Headwall Photonics’ Hyperspec SWIR spectral imaging instrumentation was used by archeologists from the Israel Antiquities Authority to analyse five lines of text found on an ancient shard of pottery which dates back 3,000 years. The inscribed pottery chard, known as an ostracon, was scanned and imaged using the high spectral resolution Hyperspec SWIR sensor, which provides spectral imaging capabilities in the range of 1,000 to 2,500nm.

In collaboration with archaeologists from the Israel Antiquities Authority and Foundation Stone, a non-profit organisation supporting the archeological dig, Headwall application engineers conducted multiple hyperspectral scans of the ostracon which resulted in the identification of new text symbols that will assist the project team in efforts to decipher the text appearing on the pottery shard.
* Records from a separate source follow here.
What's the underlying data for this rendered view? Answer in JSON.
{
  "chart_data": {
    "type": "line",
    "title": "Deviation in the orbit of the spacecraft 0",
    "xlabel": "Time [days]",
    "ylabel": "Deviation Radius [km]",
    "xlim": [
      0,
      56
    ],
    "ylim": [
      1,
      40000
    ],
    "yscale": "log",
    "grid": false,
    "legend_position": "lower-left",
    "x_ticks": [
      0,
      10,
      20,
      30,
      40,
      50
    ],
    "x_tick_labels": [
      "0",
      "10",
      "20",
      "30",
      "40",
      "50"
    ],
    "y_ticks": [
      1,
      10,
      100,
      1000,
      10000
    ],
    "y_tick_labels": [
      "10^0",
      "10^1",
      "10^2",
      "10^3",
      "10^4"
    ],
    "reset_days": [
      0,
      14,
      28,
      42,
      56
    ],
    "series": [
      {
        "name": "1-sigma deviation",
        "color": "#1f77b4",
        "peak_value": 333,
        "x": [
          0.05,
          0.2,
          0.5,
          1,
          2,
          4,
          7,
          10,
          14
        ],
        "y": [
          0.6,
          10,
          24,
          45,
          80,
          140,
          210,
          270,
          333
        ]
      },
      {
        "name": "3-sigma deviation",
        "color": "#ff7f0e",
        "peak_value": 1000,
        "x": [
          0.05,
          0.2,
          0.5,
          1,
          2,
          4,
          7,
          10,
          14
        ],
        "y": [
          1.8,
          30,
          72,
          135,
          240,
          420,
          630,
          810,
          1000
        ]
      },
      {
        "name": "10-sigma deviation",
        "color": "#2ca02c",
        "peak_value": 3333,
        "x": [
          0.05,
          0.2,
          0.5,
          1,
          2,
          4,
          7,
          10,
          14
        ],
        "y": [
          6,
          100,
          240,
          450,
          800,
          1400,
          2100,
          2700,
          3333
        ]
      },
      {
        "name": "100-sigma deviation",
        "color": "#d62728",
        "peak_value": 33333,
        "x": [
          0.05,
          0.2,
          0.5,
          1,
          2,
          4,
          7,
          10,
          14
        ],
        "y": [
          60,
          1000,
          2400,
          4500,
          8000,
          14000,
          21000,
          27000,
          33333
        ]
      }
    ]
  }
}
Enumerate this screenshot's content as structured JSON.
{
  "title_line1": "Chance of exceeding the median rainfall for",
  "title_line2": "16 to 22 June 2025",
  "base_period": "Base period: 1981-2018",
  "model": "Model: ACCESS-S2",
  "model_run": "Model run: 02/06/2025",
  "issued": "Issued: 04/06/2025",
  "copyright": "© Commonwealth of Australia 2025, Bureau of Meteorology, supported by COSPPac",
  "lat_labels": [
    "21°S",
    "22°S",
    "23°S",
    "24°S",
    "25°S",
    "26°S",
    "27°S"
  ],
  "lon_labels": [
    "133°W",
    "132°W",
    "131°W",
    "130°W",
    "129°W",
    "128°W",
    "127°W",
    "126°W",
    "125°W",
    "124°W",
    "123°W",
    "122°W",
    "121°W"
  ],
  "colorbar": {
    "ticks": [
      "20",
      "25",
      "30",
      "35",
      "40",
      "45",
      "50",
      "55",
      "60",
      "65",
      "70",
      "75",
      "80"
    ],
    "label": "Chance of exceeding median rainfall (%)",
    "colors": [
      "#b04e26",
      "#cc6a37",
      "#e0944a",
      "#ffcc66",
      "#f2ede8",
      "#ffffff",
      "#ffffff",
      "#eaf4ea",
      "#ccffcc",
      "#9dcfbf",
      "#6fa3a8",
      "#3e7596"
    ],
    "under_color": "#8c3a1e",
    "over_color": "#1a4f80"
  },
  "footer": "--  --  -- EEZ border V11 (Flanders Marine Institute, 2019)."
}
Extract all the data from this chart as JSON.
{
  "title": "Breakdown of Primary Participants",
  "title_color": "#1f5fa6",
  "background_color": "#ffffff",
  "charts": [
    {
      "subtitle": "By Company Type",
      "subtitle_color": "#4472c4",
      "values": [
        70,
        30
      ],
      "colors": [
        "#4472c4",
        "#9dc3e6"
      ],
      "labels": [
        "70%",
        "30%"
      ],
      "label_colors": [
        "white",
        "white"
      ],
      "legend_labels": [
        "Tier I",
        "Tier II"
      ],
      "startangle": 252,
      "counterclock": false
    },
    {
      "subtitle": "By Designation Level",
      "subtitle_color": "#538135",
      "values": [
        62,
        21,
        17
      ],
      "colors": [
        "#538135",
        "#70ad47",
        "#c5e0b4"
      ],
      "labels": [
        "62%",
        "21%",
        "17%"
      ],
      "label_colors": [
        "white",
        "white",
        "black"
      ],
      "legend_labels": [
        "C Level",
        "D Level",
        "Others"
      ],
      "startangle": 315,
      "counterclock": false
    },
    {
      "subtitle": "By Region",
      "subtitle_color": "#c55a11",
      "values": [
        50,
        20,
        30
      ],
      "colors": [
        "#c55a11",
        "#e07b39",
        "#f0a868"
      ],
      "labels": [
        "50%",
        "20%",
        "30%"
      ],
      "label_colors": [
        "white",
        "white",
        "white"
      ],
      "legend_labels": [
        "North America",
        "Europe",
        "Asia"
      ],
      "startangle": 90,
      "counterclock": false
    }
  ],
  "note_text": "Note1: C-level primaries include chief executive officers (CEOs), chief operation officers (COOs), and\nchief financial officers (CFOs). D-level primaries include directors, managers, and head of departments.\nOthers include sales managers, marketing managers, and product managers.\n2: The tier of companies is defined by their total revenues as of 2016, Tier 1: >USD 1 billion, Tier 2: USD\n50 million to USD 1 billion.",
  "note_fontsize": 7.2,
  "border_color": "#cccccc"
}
Hyperspectral images, which yield information about the chemical composition of an object or scene, allow researchers to analyse information which may not be visible to the naked eye.

Carbon dating of the ostracon reveals the artifact is approximately 1,000 years older than the famous Dead Sea Scrolls. Saar Ganor, an archaeologist with the Israel Antiquities Authority, said: ‘With such an important historical artifact, it is critical to deploy non-destructive analytical techniques such as hyperspectral imaging.’